In ihrem Buch «Die heimlich Enteignung», welches 2012 vom NZZ Libro Verlag ausgegeben wurde, beschreiben die Preisträger neben der finanziellen Repression Varianten, wie man sich gegen expansive Notenbanken schützen kann. Das Buch war so schnell ausverkauft, dass nach einer zweiten Auflage bereits eine dritte Auflage geplant sei, wie mir die Preisträger verraten haben. Ich empfehle Ihnen das Buch zur Lektüre, sobald eine neue Auflage erscheint.

Denn die finanzielle Enteignung kommt nicht von heute auf morgen. Und sie ist vor allem nicht harmlos. Ich mache stets folgendes Beispiel: Wenn in einer Gemeinde eine Steuerfusserhöhung von einem Prozentpunkt diskutiert wird, gibt es meist eine gehässige Gemeindeversammlung gespickt mit engagierten Voten, die meist bis Mitternacht geht. Das ist gut und richtig.

Wenn nun aber Nationalbanker die Zinsen künstlich tief halten, der Bundesrat immer mehr den gläsernen Bürger einführt oder die Eigentumsrechte eingeschränkt werden, kocht die Volksseele nicht. Das ist verständlich, denn wir spüren die Folgen dieser Politik nicht direkt. Zudem haben diese Institutionen ein grosses Vertrauen in der Bevölkerung und können sich somit mehr erlauben, ohne stets kritisch hinterfragt zu werden.

Umso wichtiger sind da die Beiträge von unseren Preisträgern, aber auch die liberale Politik im Allgemeinen. Denn nur wer kritische Entwicklungen hinterfragt und diese in der Öffentlichkeit thematisiert, kann eine Diskussion darüber starten. Diese Diskussion, wo auch immer die Meinungen stehen, ist enorm wichtig.

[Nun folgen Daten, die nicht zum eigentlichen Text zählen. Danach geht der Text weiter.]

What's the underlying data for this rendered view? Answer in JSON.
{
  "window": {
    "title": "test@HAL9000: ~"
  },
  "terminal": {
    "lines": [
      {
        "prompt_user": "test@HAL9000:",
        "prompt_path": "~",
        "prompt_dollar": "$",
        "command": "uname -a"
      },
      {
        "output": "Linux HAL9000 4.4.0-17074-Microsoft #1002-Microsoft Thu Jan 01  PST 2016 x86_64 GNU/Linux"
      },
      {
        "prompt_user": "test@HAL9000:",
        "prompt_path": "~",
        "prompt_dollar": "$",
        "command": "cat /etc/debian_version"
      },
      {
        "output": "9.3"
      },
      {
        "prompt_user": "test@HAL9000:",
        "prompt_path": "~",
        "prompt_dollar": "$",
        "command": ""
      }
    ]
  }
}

Wir haben es in Griechenland gesehen: Es ist eine Frage von Stunden, bis Kapitalverkehrskontrollen eingeführt werden und sich der Staat die Vollständige Kontrolle über die Vermögen sichert. Aus diesem Grund ist es von enorm grosser Bedeutung, dass wir unseren Grundsätzen treu bleiben. Einer davon war das Bankkundengeheimnis, für welches die Jungfreisinnigen bis heute stehen. Ein anderer ist die Eigentumsfreiheit und -sicherheit, welche immer mehr in Bedrängnis gerät.

Wenn wir diese Grundsätze einer kurzfristig orientierten, steuermaximierenden Politik opfern, so verlieren wir unsere Freiheit. Nicht für heute und morgen, sondern für immer.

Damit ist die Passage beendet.